In FPGA, we can apply the Winograd transform in hardware to speed up the convolution.

Parallel Execution in Fully Connected Layer with a batch of data

In a fully-connected network, to increase the concurrency and to decrease the loading of the weights, we can process a batch of images (from multiple video channels) concurrently.

Source (Right diagram: Handle a batch of images to increase concurrency and decrease the loading of the weights)

Feature Cache

In our streaming process, we use double buffers for the input and the result. For the next loop, we simply switch the use of these buffers (use the input buffer for output and vice versa) This avoids the need to save data into the off-chip memory.

Filter cache

We can also use a double buffer in which one stores the weights for the current convolution while the other is for pre-fetching for the next convolution to increase concurrency.

Lower Precision

As a general trend in the AI hardware design, vendors are exploring the use of low precision data with the same range cover in inferencing, for example, FP11 below will have the same range of FP16 but a lower precision because of the smaller mantissa. The datatype used for inferencing in FPGA is configurable and FPGA provides a lot of flexibility in creating arithmetic circuits of different data sizes.

Intel Stratix 10 NX FPGA (For AI inferencing)

Intel Stratix 10 NX FPGA are particular designed for AI with AI Tensor Blocks. These blocks contain dense arrays of lower-precision multipliers tuned for matrix and vector multiplications with INT4, INT8, Block FP12, or Block FP16 operations. In addition, these tensor blocks can be cascaded together to support large matrices.

The AI Tensor Block contains 30 multipliers and 30 accumulators instead of the two in the DSP block. This FPGA also includes integrated HBM2 memory and high-speed transceivers.

Intel Agilex FPGA

Agilex FPGA is a new FPGA line for Intel. It introduces BF16 which becomes popular in many AI-centric chips.

This is some high-level specification.

Xilinx Versal

Xilinx Versal is an Adaptive Compute Acceleration Platform (ACAP). ACAP is a heterogeneous compute platform that combines Scalar Engines, Adaptable Engines (a.k.a. CLB), and AI Engines. All these engines are interconnected with the network-on-chip (NoC) in achieving multi-terabit communication.

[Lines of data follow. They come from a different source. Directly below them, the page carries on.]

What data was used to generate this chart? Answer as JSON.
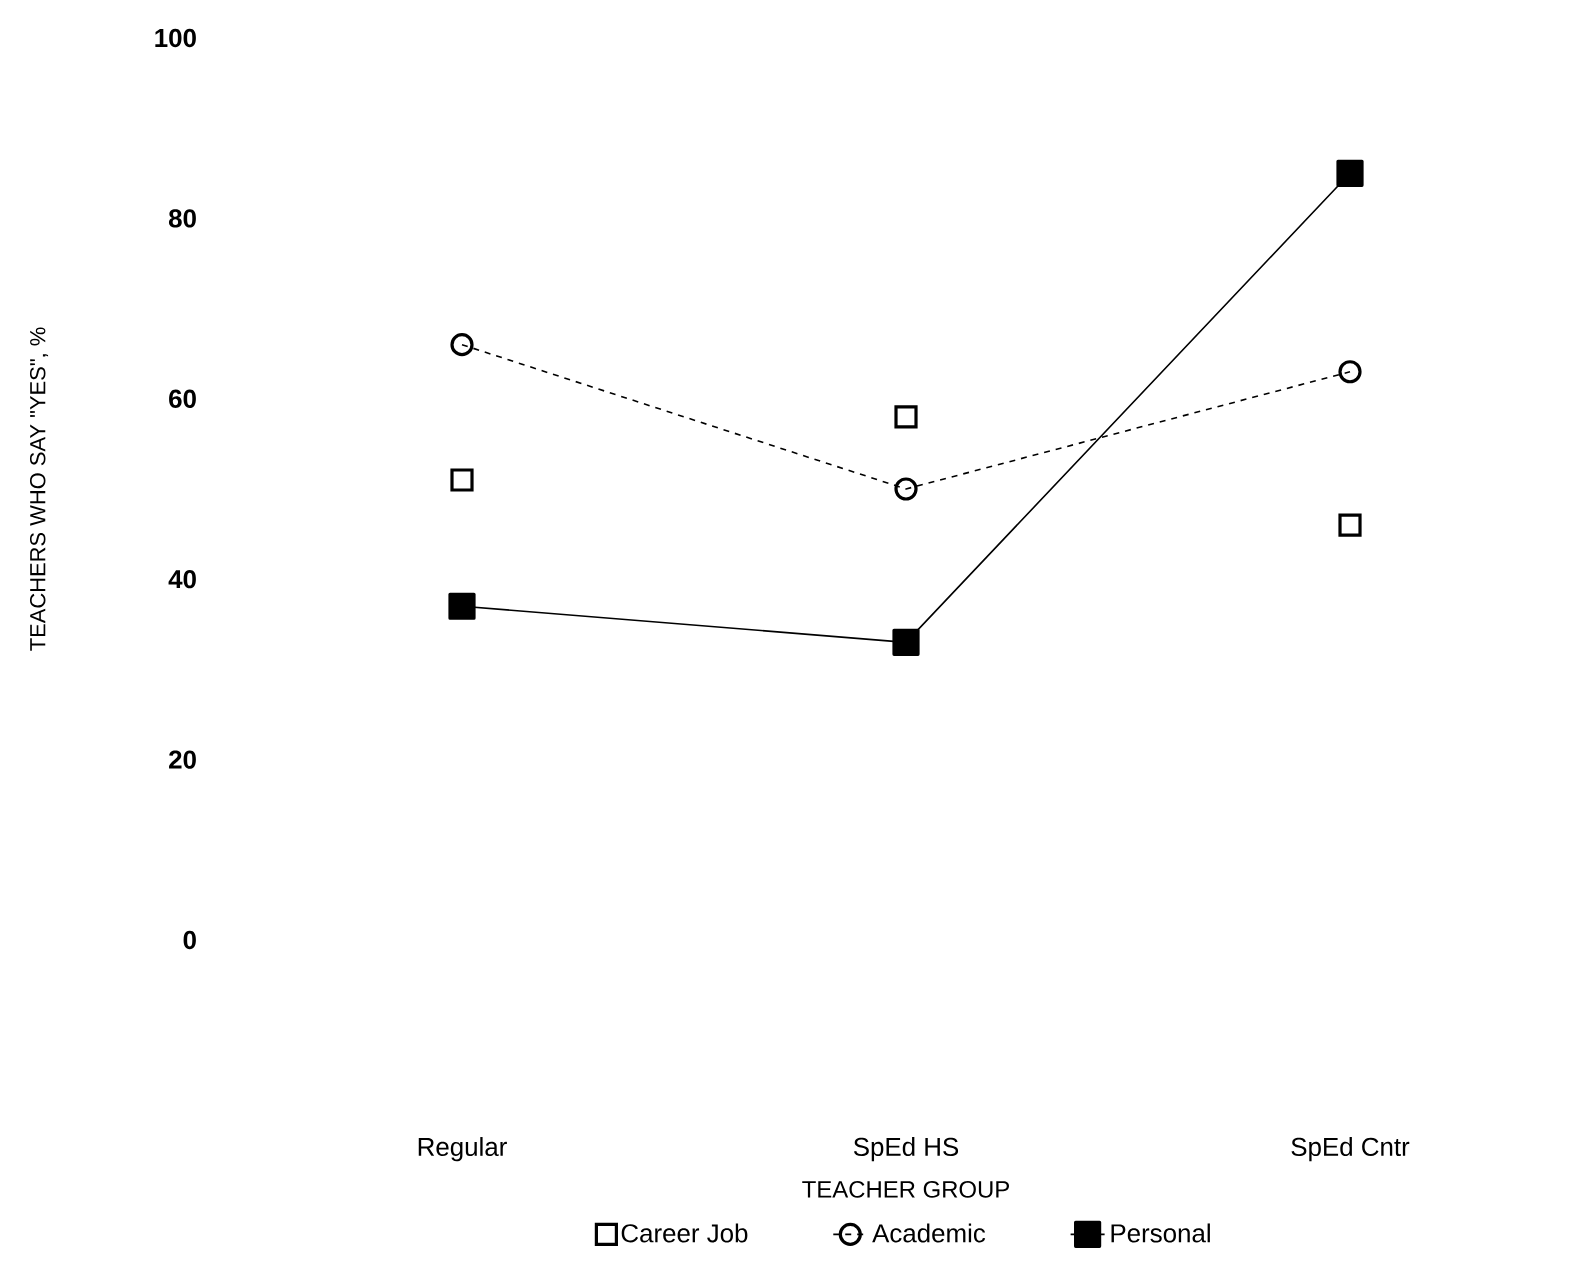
{
  "chart_data": {
    "type": "line",
    "xlabel": "TEACHER GROUP",
    "ylabel": "TEACHERS WHO SAY \"YES\", %",
    "categories": [
      "Regular",
      "SpEd HS",
      "SpEd Cntr"
    ],
    "ylim": [
      0,
      100
    ],
    "yticks": [
      0,
      20,
      40,
      60,
      80,
      100
    ],
    "legend": "bottom",
    "series": [
      {
        "name": "Career Job",
        "type": "scatter",
        "marker": "square",
        "color": "#000000",
        "values": [
          51,
          58,
          46
        ]
      },
      {
        "name": "Academic",
        "marker": "circle",
        "line_style": "dashed",
        "color": "#000000",
        "values": [
          66,
          50,
          63
        ]
      },
      {
        "name": "Personal",
        "marker": "square",
        "line_style": "solid",
        "color": "#000000",
        "values": [
          37,
          33,
          85
        ]
      }
    ]
  }
}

The AI Engines contains an array of VLIW/SIMD vector cores with tightly coupled local memory. Like FPGAs, it is highly configurable for specialized hardware design and it is targeted for DL inference.

Versal Details

Here is another view of the logic blocks in Versal.

It contains AI engines that are composed of an array of SIMD cores. Here is the detailed view of a single tile in the array.

Vitis AI provides a software platform to deploy and optimize the common DL platform’s models onto Xilinx devices. It performs model pruning, quantization, model optimization, and instruction generation. It also provides an AI profiler in monitoring the efficiency and utilization of AI inference implementation.